В ночь 11 го октября он лежал, облокотившись на руку, и думал об этом.
В соседней комнате зашевелилось, и послышались шаги Толя, Коновницына и Болховитинова.
– Эй, кто там? Войдите, войди! Что новенького? – окликнул их фельдмаршал.
Пока лакей зажигал свечу, Толь рассказывал содержание известий.
– Кто привез? – спросил Кутузов с лицом, поразившим Толя, когда загорелась свеча, своей холодной строгостью.
– Не может быть сомнения, ваша светлость.
– Позови, позови его сюда!
Кутузов сидел, спустив одну ногу с кровати и навалившись большим животом на другую, согнутую ногу. Он щурил свой зрячий глаз, чтобы лучше рассмотреть посланного, как будто в его чертах он хотел прочесть то, что занимало его.
– Скажи, скажи, дружок, – сказал он Болховитинову своим тихим, старческим голосом, закрывая распахнувшуюся на груди рубашку. – Подойди, подойди поближе. Какие ты привез мне весточки? А? Наполеон из Москвы ушел? Воистину так? А?
Болховитинов подробно доносил сначала все то, что ему было приказано.
– Говори, говори скорее, не томи душу, – перебил его Кутузов.

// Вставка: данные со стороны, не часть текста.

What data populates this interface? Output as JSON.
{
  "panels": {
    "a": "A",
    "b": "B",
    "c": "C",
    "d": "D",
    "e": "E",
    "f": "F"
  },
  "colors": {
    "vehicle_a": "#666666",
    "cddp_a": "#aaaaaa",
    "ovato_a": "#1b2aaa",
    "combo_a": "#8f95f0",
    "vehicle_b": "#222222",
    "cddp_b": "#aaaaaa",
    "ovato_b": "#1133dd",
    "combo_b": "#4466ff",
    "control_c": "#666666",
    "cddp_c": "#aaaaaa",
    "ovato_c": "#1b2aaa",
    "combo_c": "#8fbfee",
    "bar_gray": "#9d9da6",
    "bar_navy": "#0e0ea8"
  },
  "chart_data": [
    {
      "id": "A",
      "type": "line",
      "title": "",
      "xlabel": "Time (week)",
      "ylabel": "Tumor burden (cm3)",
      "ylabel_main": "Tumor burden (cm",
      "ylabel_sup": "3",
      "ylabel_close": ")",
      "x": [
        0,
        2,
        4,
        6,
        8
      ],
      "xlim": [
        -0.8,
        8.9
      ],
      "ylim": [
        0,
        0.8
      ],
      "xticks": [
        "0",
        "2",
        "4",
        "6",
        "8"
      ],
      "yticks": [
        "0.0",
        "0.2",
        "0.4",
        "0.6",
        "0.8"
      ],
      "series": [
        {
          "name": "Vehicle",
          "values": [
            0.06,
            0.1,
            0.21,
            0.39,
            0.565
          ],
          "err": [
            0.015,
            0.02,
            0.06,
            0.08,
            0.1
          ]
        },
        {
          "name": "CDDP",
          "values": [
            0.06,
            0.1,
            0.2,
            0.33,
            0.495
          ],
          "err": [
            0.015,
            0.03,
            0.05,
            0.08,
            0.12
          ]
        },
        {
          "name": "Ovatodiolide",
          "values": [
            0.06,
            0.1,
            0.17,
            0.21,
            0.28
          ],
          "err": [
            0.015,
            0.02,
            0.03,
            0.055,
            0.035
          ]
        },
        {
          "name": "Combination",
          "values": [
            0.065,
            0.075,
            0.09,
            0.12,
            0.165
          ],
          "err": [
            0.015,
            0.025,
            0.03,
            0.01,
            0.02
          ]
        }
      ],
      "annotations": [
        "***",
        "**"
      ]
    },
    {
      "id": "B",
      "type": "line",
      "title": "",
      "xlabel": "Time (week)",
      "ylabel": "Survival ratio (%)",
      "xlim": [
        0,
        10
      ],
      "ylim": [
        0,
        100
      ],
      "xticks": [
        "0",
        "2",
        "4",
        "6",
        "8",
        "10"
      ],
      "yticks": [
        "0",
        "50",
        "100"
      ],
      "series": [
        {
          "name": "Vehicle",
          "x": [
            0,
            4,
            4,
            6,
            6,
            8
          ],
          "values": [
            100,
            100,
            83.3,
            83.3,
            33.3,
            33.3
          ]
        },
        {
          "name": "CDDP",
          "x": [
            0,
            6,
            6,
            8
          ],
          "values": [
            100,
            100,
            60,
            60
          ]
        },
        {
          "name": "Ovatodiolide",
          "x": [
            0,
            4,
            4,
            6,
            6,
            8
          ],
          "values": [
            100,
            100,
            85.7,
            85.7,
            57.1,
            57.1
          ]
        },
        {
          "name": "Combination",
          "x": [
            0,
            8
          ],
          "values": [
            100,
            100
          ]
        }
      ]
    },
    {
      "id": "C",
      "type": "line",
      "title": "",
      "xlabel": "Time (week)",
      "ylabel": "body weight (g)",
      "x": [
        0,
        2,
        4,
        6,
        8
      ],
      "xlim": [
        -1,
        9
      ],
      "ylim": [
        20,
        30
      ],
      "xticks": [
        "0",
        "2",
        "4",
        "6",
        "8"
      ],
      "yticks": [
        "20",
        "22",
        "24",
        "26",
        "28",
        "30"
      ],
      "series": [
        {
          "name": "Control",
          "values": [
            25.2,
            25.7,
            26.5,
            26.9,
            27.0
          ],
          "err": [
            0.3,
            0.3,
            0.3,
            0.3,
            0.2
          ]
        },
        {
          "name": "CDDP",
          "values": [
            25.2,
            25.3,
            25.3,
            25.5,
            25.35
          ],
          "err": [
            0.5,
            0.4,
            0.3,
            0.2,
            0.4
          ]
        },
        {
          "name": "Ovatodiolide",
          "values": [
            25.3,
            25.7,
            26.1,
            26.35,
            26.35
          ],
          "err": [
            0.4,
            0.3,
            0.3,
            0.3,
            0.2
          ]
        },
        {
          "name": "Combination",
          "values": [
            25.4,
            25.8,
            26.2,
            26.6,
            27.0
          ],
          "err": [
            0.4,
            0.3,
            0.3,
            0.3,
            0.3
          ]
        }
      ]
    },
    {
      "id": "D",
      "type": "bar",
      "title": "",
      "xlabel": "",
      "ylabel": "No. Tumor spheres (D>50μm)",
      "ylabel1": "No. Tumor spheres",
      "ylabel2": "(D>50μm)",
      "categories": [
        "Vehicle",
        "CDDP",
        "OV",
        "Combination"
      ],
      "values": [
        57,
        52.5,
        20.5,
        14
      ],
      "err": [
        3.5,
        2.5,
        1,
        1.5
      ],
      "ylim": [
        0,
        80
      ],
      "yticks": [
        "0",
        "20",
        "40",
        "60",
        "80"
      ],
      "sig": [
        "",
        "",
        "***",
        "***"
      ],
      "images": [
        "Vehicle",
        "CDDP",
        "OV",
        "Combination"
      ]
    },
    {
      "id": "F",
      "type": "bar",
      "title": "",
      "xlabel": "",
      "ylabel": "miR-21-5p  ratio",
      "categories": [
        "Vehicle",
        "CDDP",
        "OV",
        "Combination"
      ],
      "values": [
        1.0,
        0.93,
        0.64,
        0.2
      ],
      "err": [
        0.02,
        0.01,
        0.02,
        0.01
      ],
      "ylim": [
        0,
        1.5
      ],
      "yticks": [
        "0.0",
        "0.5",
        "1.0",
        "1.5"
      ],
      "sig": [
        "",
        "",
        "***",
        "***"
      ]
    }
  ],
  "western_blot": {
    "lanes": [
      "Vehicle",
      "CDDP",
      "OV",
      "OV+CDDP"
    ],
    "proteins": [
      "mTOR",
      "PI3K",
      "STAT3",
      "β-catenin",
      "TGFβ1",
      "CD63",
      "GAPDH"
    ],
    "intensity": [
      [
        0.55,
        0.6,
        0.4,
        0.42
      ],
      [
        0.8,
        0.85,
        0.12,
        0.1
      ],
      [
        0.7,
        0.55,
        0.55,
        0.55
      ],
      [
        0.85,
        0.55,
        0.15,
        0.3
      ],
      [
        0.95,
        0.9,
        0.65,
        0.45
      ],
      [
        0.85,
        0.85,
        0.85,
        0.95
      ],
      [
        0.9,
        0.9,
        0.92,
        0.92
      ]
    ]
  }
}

Болховитинов рассказал все и замолчал, ожидая приказания. Толь начал было говорить что то, но Кутузов перебил его. Он хотел сказать что то, но вдруг лицо его сщурилось, сморщилось; он, махнув рукой на Толя, повернулся в противную сторону, к красному углу избы, черневшему от образов.
– Господи, создатель мой! Внял ты молитве нашей… – дрожащим голосом сказал он, сложив руки. – Спасена Россия. Благодарю тебя, господи! – И он заплакал.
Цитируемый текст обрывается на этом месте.